Source: Earth Island Institute
In this video adapted from Earth Island Institute’s New Leaders Initiative, New York student Shadia Wood tells how she became an environmental activist. Wood lives near several toxic waste sites and was concerned to learn that the New York Superfund—the money set aside for cleaning such sites in her state—had gone bankrupt. Working with other students and environmental groups, Wood lobbied the New York legislature for eight years until the Superfund program was refinanced. Environmentalist Laura Haight says that this law was the most important environmental law passed in New York State in a decade.
In the late 1970s, a neighborhood in upstate New York named Love Canal got international attention when authorities discovered 21,000 tons of toxic waste buried beneath homes and a school. Around the same time, an abandoned property near Louisville, Kentucky—the 23-acre “Valley of the Drums”—became so overrun by illegally dumped drums containing chemical waste that the Environmental Protection Agency (EPA) initiated an emergency cleanup. These disasters made headlines and pushed the government into action. On December 11, 1980, the United States Congress passed the Comprehensive Environmental Response, Compensation, and Liability Act, better known as Superfund.

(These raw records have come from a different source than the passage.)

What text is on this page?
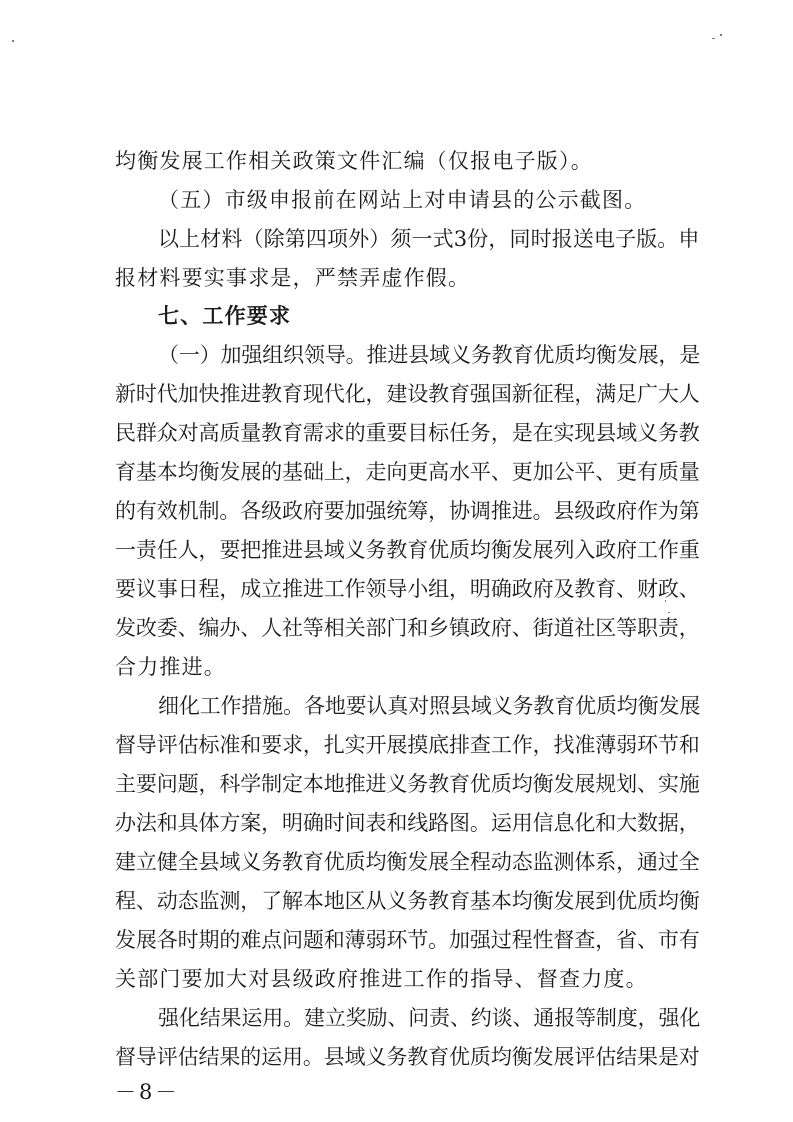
均衡发展工作相关政策文件汇编（仅报电子版）。
（五）市级申报前在网站上对申请县的公示截图。
以上材料（除第四项外）须一式3份，同时报送电子版。申
报材料要实事求是，严禁弄虚作假。
七、工作要求
（一）加强组织领导。推进县域义务教育优质均衡发展，是
新时代加快推进教育现代化，建设教育强国新征程，满足广大人
民群众对高质量教育需求的重要目标任务，是在实现县域义务教
育基本均衡发展的基础上，走向更高水平、更加公平、更有质量
的有效机制。各级政府要加强统筹，协调推进。县级政府作为第
一责任人，要把推进县域义务教育优质均衡发展列入政府工作重
要议事日程，成立推进工作领导小组，明确政府及教育、财政、
发改委、编办、人社等相关部门和乡镇政府、街道社区等职责，
合力推进。
细化工作措施。各地要认真对照县域义务教育优质均衡发展
督导评估标准和要求，扎实开展摸底排查工作，找准薄弱环节和
主要问题，科学制定本地推进义务教育优质均衡发展规划、实施
办法和具体方案，明确时间表和线路图。运用信息化和大数据，
建立健全县域义务教育优质均衡发展全程动态监测体系，通过全
程、动态监测，了解本地区从义务教育基本均衡发展到优质均衡
发展各时期的难点问题和薄弱环节。加强过程性督查，省、市有
关部门要加大对县级政府推进工作的指导、督查力度。
强化结果运用。建立奖励、问责、约谈、通报等制度，强化
督导评估结果的运用。县域义务教育优质均衡发展评估结果是对
－8－
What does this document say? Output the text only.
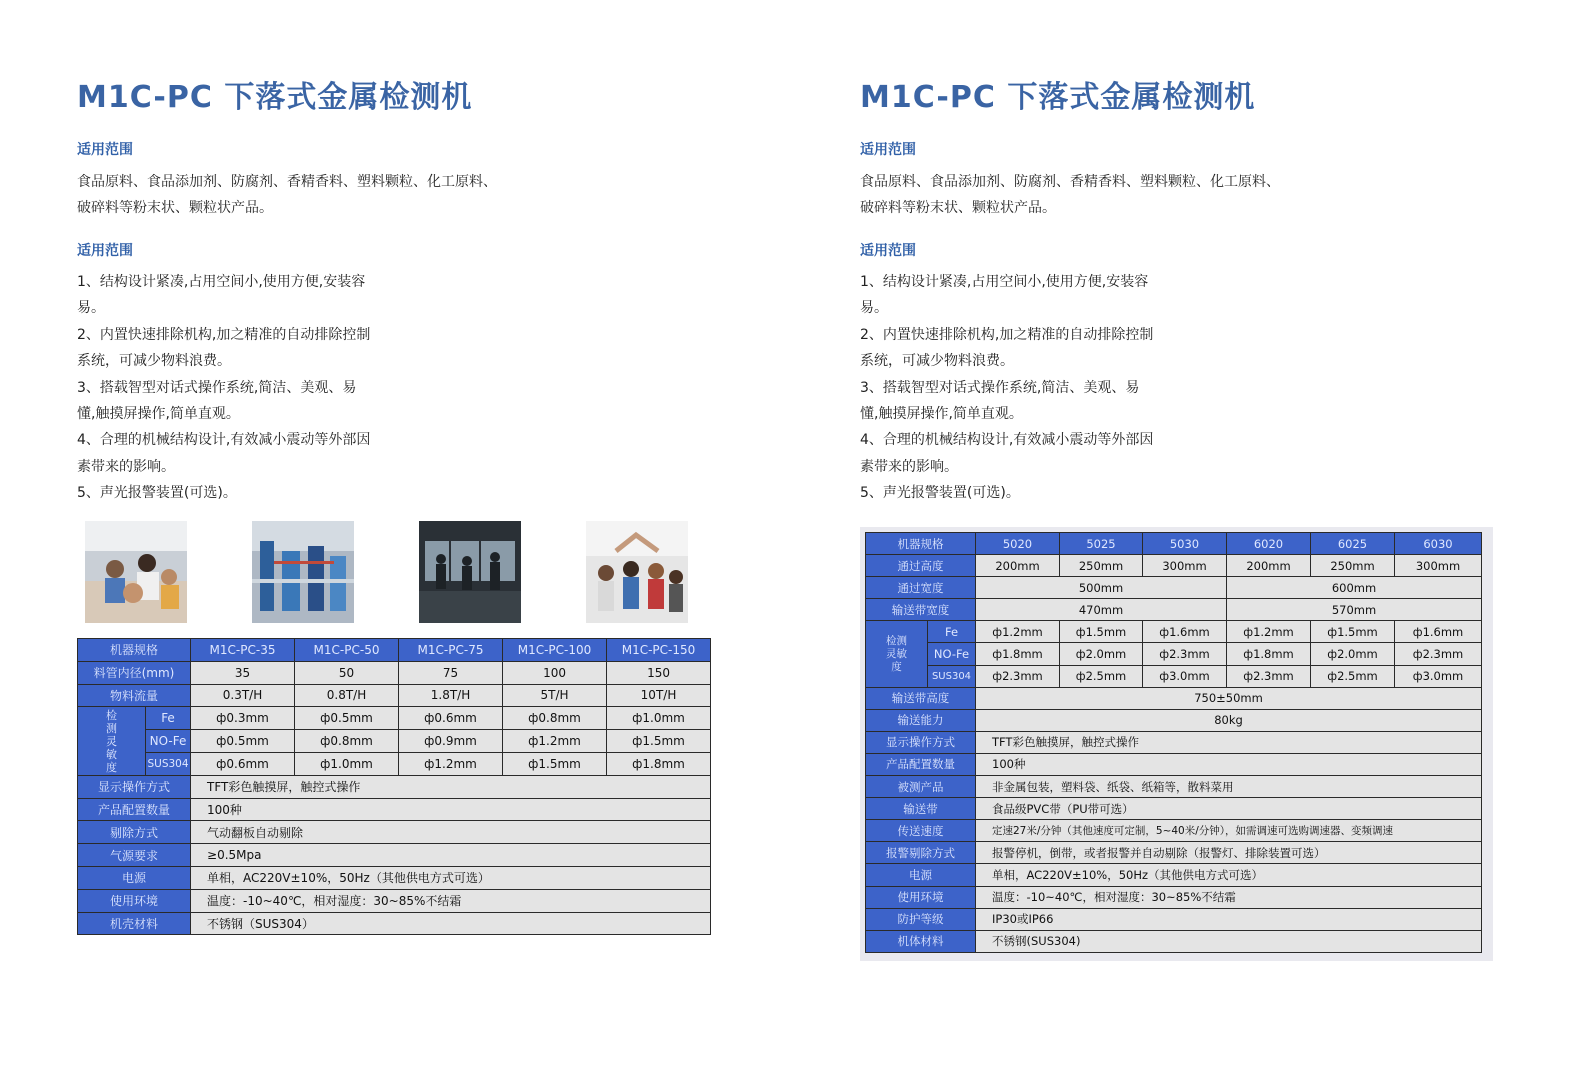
M1C-PC 下落式金属检测机
适用范围
食品原料、食品添加剂、防腐剂、香精香料、塑料颗粒、化工原料、
破碎料等粉末状、颗粒状产品。
适用范围
1、结构设计紧凑,占用空间小,使用方便,安装容
易。
2、内置快速排除机构,加之精准的自动排除控制
系统，可减少物料浪费。
3、搭载智型对话式操作系统,简洁、美观、易
懂,触摸屏操作,简单直观。
4、合理的机械结构设计,有效减小震动等外部因
素带来的影响。
5、声光报警装置(可选)。
机器规格		M1C-PC-35	M1C-PC-50	M1C-PC-75	M1C-PC-100	M1C-PC-150
料管内径(mm)		35	50	75	100	150
物料流量		0.3T/H	0.8T/H	1.8T/H	5T/H	10T/H
检测灵敏度	Fe	ф0.3mm	ф0.5mm	ф0.6mm	ф0.8mm	ф1.0mm
	NO-Fe	ф0.5mm	ф0.8mm	ф0.9mm	ф1.2mm	ф1.5mm
	SUS304	ф0.6mm	ф1.0mm	ф1.2mm	ф1.5mm	ф1.8mm
显示操作方式		TFT彩色触摸屏，触控式操作				
产品配置数量		100种				
剔除方式		气动翻板自动剔除				
气源要求		≥0.5Mpa				
电源		单相，AC220V±10%，50Hz（其他供电方式可选）				
使用环境		温度：-10~40℃，相对湿度：30~85%不结霜				
机壳材料		不锈钢（SUS304）				
M1C-PC 下落式金属检测机
适用范围
食品原料、食品添加剂、防腐剂、香精香料、塑料颗粒、化工原料、
破碎料等粉末状、颗粒状产品。
适用范围
1、结构设计紧凑,占用空间小,使用方便,安装容
易。
2、内置快速排除机构,加之精准的自动排除控制
系统，可减少物料浪费。
3、搭载智型对话式操作系统,简洁、美观、易
懂,触摸屏操作,简单直观。
4、合理的机械结构设计,有效减小震动等外部因
素带来的影响。
5、声光报警装置(可选)。
机器规格		5020	5025	5030	6020	6025	6030
通过高度		200mm	250mm	300mm	200mm	250mm	300mm
通过宽度		500mm			600mm		
输送带宽度		470mm			570mm		
检测灵敏度	Fe	ф1.2mm	ф1.5mm	ф1.6mm	ф1.2mm	ф1.5mm	ф1.6mm
	NO-Fe	ф1.8mm	ф2.0mm	ф2.3mm	ф1.8mm	ф2.0mm	ф2.3mm
	SUS304	ф2.3mm	ф2.5mm	ф3.0mm	ф2.3mm	ф2.5mm	ф3.0mm
输送带高度		750±50mm					
输送能力		80kg					
显示操作方式		TFT彩色触摸屏，触控式操作					
产品配置数量		100种					
被测产品		非金属包装，塑料袋、纸袋、纸箱等，散料菜用					
输送带		食品级PVC带（PU带可选）					
传送速度		定速27米/分钟（其他速度可定制，5~40米/分钟），如需调速可选购调速器、变频调速					
报警剔除方式		报警停机，倒带，或者报警并自动剔除（报警灯、排除装置可选）					
电源		单相，AC220V±10%，50Hz（其他供电方式可选）					
使用环境		温度：-10~40℃，相对湿度：30~85%不结霜					
防护等级		IP30或IP66					
机体材料		不锈钢(SUS304)					
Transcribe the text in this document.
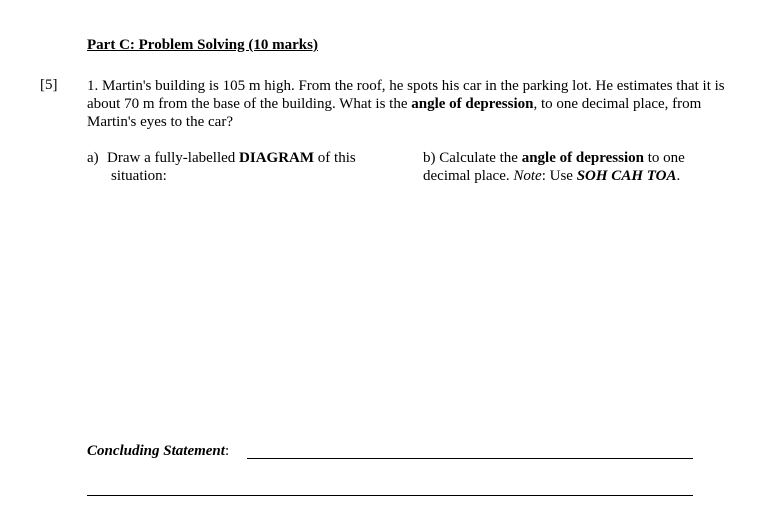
Part C: Problem Solving (10 marks)
[5] 1. Martin's building is 105 m high. From the roof, he spots his car in the parking lot. He estimates that it is about 70 m from the base of the building. What is the angle of depression, to one decimal place, from Martin's eyes to the car?
a) Draw a fully-labelled DIAGRAM of this
situation:
b) Calculate the angle of depression to one
decimal place. Note: Use SOH CAH TOA.
Concluding Statement:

The Superfund program allows EPA to clean up toxic waste sites and, when possible, force those responsible to either clean up the mess or pay the government to do it. The Superfund cleanup process is long and complex. When someone notifies the government about a potentially hazardous waste site, EPA inspects the site, reviews records, interviews workers and residents, and takes water and soil samples. If a site is hazardous enough, EPA places it on the National Priorities List—the list of hazardous waste sites eligible for long-term remedial action under Superfund—and establishes appropriate cleanup plans. In addition, EPA can remove waste immediately if necessary to protect the public. As of November 2010, the National Priorities List included more than 1,200 sites.
Despite its name, Superfund lacks the money to clean up the sites on the National Priorities List. Taxes on the petroleum and chemical industries originally paid for the toxic waste cleanups. This money went into a trust fund until the taxes expired in 1995. The fund reached a peak of $3.8 billion in 1996, but then ran out of money by 2003. Whenever possible, the government orders a polluter to clean up a designated site itself, and in the past, polluters have paid for about 70 percent of Superfund cleanups. But still, nearly half of the 1,200-plus sites nationwide are considered “orphans,” where no one has accepted responsibility for the cleanup.
Since 2003, the federal government has appropriated public money each year to pay for orphaned sites, but with the public trust fund empty, cleanup has slowed. Some states, like New York, have a state-run Superfund program in addition to the federal program, but these may also have budget problems. Recently, the U.S. Congress has debated the idea of reinstating the national Superfund tax. The idea is controversial. While some argue that it’s fair for polluting industries to pay for their behavior, petroleum and chemical companies argue that it unfairly punishes them.